A bullish tilt
Brent Donnelly, of Spectra markets, has a nice summary of how he sees the newish news of the past month.
I agree with a lot there.
Some vague preamble.
A fund managers job is usually in tension. First, you want to be fairly paranoid, with a good imagination for how things might go wrong, because your job is to protect client capital, which means doing something; the happy catchphrase doesn’t arise through doing nothing.
Second, you need a healthy degree of optimism, because over the long run, nominal aggregates go up, and until we live in some sort of Ian M Banks sci-fi world of infinite/unlimited resources, owners of scarce capital should accrue a commensurate return over time, and you don’t want the market to compound away from you.

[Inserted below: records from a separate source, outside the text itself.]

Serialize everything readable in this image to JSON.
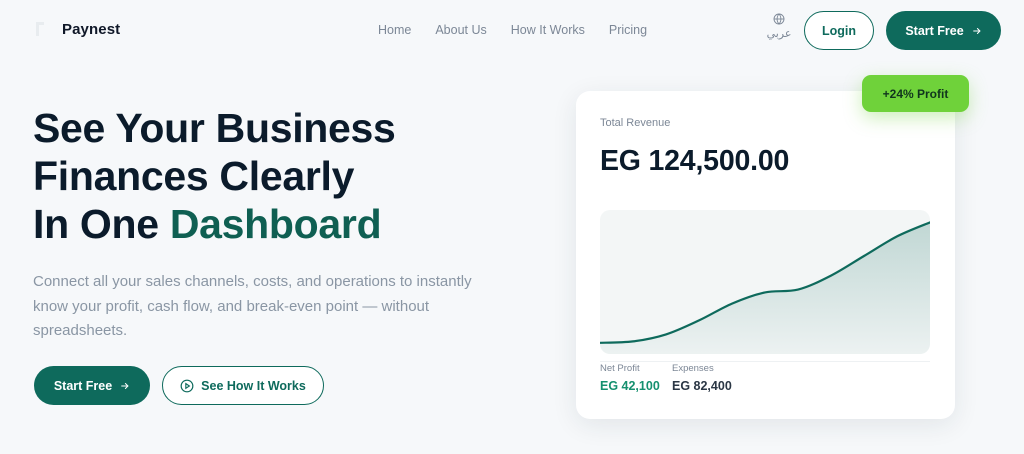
{
  "brand": {
    "name": "Paynest"
  },
  "nav": {
    "links": [
      "Home",
      "About Us",
      "How It Works",
      "Pricing"
    ],
    "language_label": "عربي",
    "login_label": "Login",
    "start_label": "Start Free"
  },
  "hero": {
    "title_line1": "See Your Business",
    "title_line2": "Finances Clearly",
    "title_line3_prefix": "In One",
    "title_line3_accent": "Dashboard",
    "description": "Connect all your sales channels, costs, and operations to instantly know your profit, cash flow, and break-even point — without spreadsheets.",
    "cta_primary": "Start Free",
    "cta_secondary": "See How It Works"
  },
  "card": {
    "label": "Total Revenue",
    "value": "EG 124,500.00",
    "badge": "+24% Profit",
    "stats": [
      {
        "label": "Net Profit",
        "value": "EG 42,100"
      },
      {
        "label": "Expenses",
        "value": "EG 82,400"
      }
    ],
    "chart_data": {
      "type": "area",
      "x": [
        0,
        1,
        2,
        3,
        4,
        5,
        6,
        7,
        8,
        9,
        10
      ],
      "values": [
        8,
        9,
        14,
        24,
        36,
        44,
        46,
        56,
        70,
        84,
        94
      ],
      "ylim": [
        0,
        100
      ]
    }
  },
  "colors": {
    "primary": "#0e6a5c",
    "accent_text": "#0f5f52",
    "badge": "#6fd23a",
    "profit": "#15906f"
  },
  "icons": {
    "globe": "globe-icon",
    "arrow": "arrow-right-icon",
    "play": "play-circle-icon"
  }
}
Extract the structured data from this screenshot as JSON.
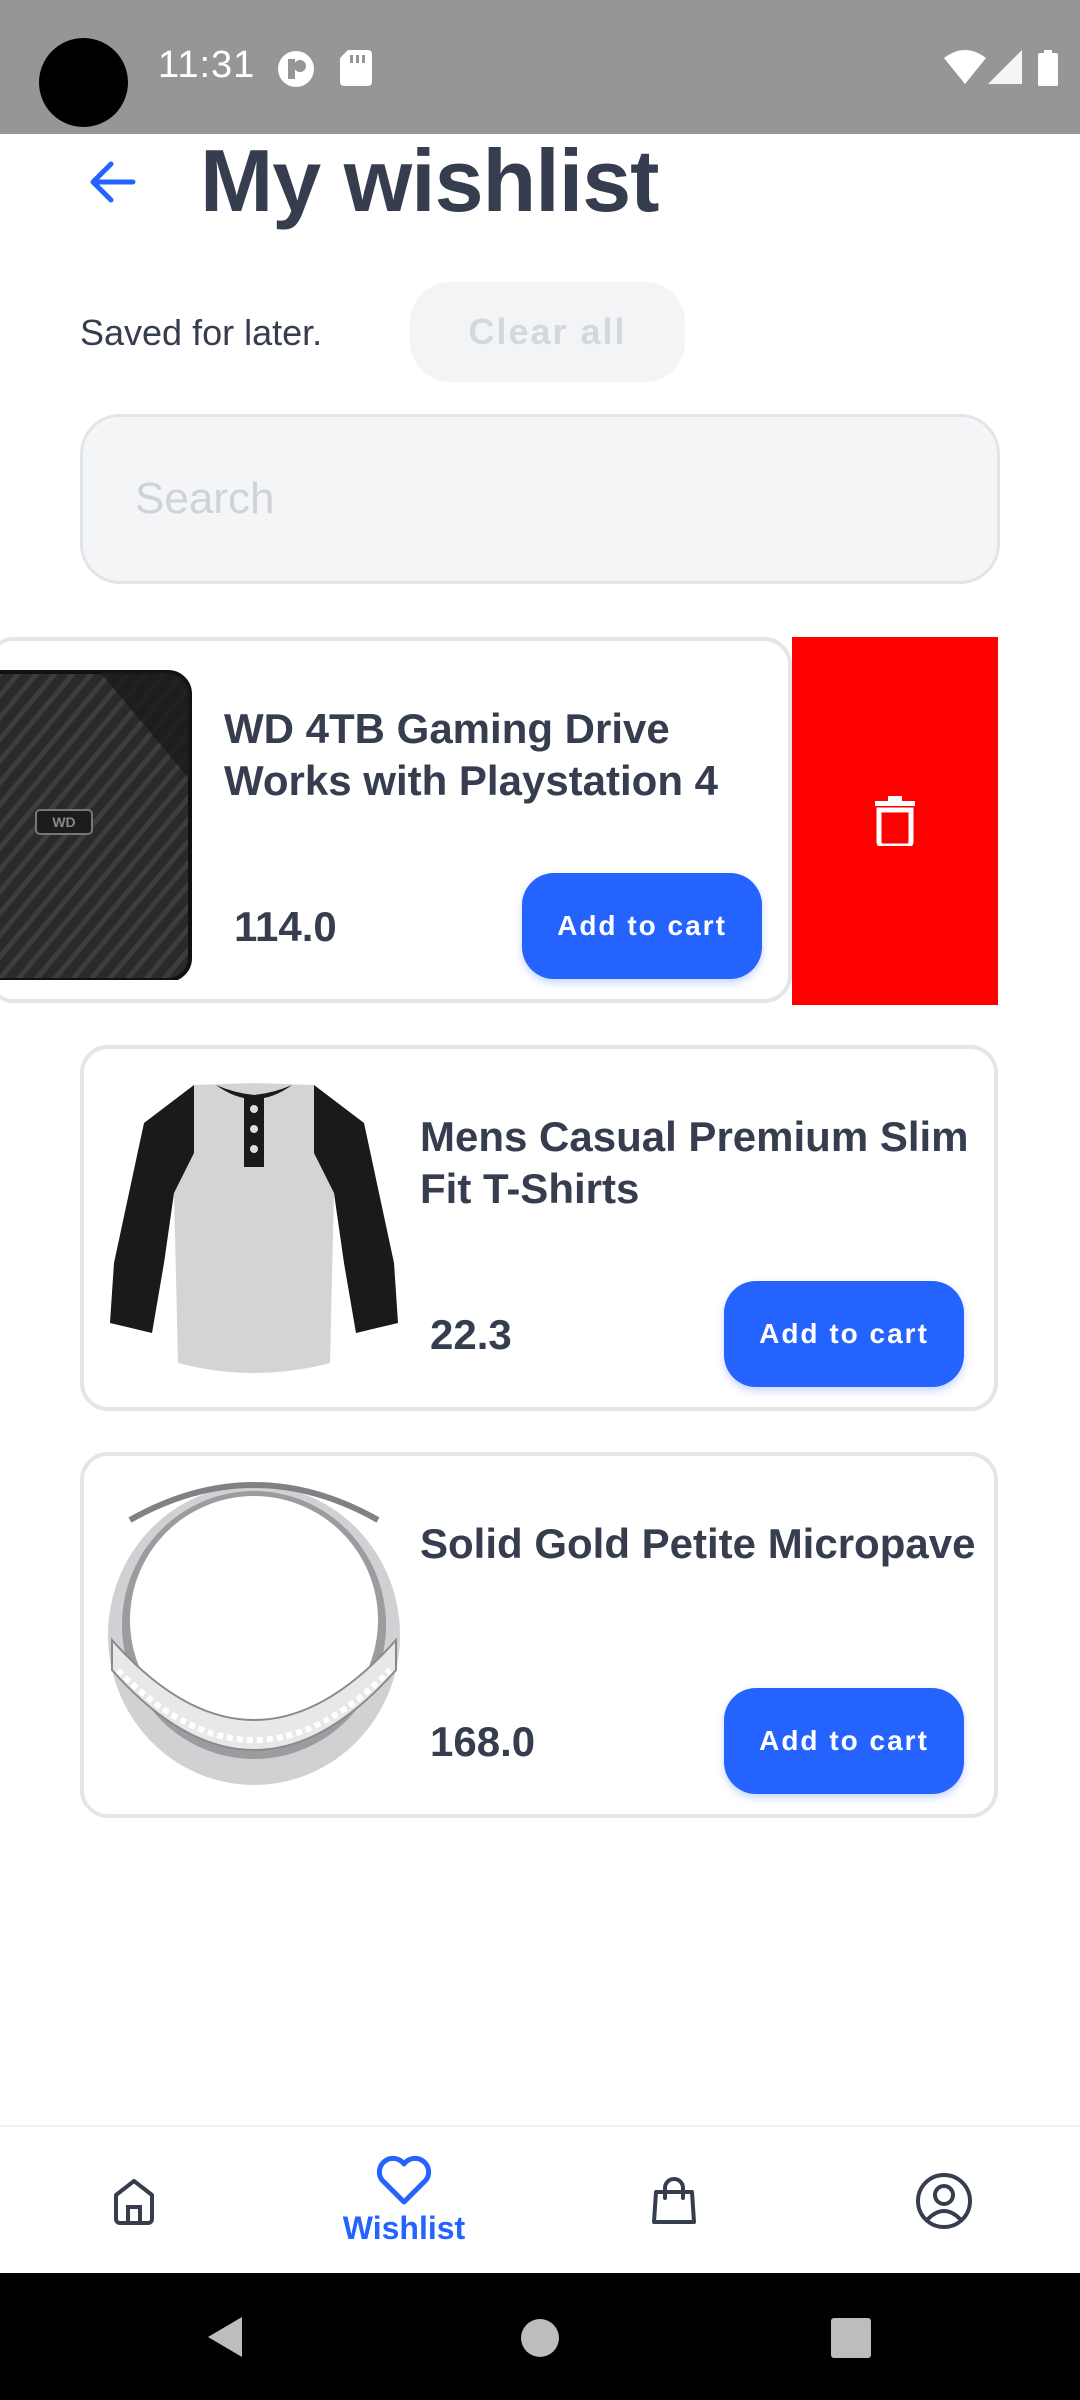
{
  "status_bar": {
    "time": "11:31"
  },
  "header": {
    "title": "My wishlist",
    "subtitle": "Saved for later.",
    "clear_label": "Clear all"
  },
  "search": {
    "placeholder": "Search",
    "value": ""
  },
  "items": [
    {
      "title": "WD 4TB Gaming Drive Works with Playstation 4",
      "price": "114.0",
      "button": "Add to cart",
      "image": "hard-drive",
      "swiped": true
    },
    {
      "title": "Mens Casual Premium Slim Fit T-Shirts",
      "price": "22.3",
      "button": "Add to cart",
      "image": "t-shirt"
    },
    {
      "title": "Solid Gold Petite Micropave",
      "price": "168.0",
      "button": "Add to cart",
      "image": "ring"
    }
  ],
  "delete_action": {
    "icon": "trash-icon",
    "color": "#ff0000"
  },
  "bottom_nav": {
    "active": "Wishlist",
    "active_label": "Wishlist",
    "icons": [
      "home-icon",
      "heart-icon",
      "shopping-bag-icon",
      "profile-icon"
    ]
  },
  "colors": {
    "accent": "#2563ff",
    "text": "#363d4e",
    "status_bar": "#969696",
    "delete": "#ff0000"
  }
}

So, the above points from Brent sit in the “good reasons to be bullish” camp, even as we worry about the Fed overtightening.
I think there’s a material amount of “the Fed says it will keep rates very tight for a long time” because the Fed wants to be certain that the door to unanchored inflation stays shut, even if it doesn’t plan on keeping policy that tight for that long.

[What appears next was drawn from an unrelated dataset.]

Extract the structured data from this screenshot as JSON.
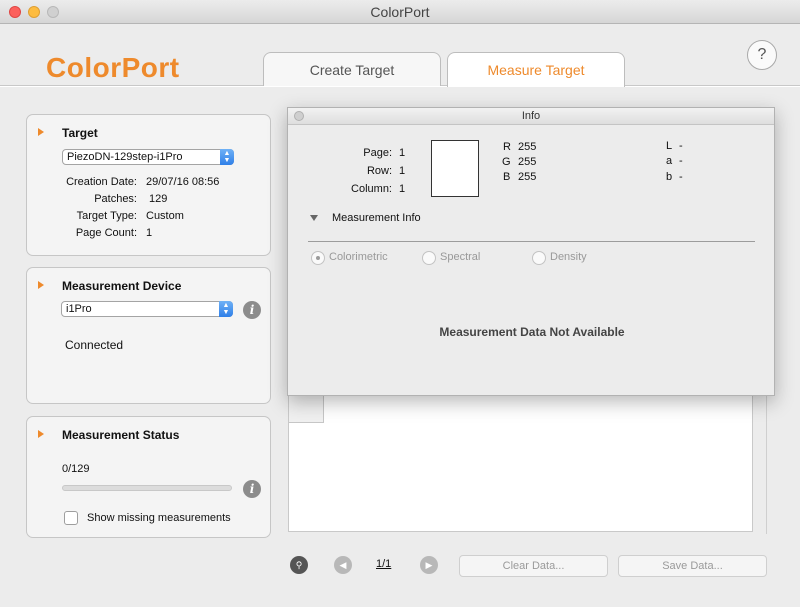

It knows it can “change stance” quite quickly, as it did back in November 2021, and the market has to correctly front run that change.
Here, for the bullish view, you are fighting the Fed, somewhat, but, you’ve got good reason to do so, because you think the Fed is playing a funny sort of game, a game of chicken.
Anyway, lets leave it there. Writing detailed thought pieces on the 12th of Jan is usually a losing strategy in terms of readership, but the Spectra framing was worth sharing.
There’s more to life than a simple PE.
But, given that we didn’t have the “deindustrialisation of Europe”, along with the feared earnings collapse, and are post a near 20% rally in European equities, it’s worth noting that the forward PE is still only ~12x.
Markets ex-US are still pretty good value, all in all.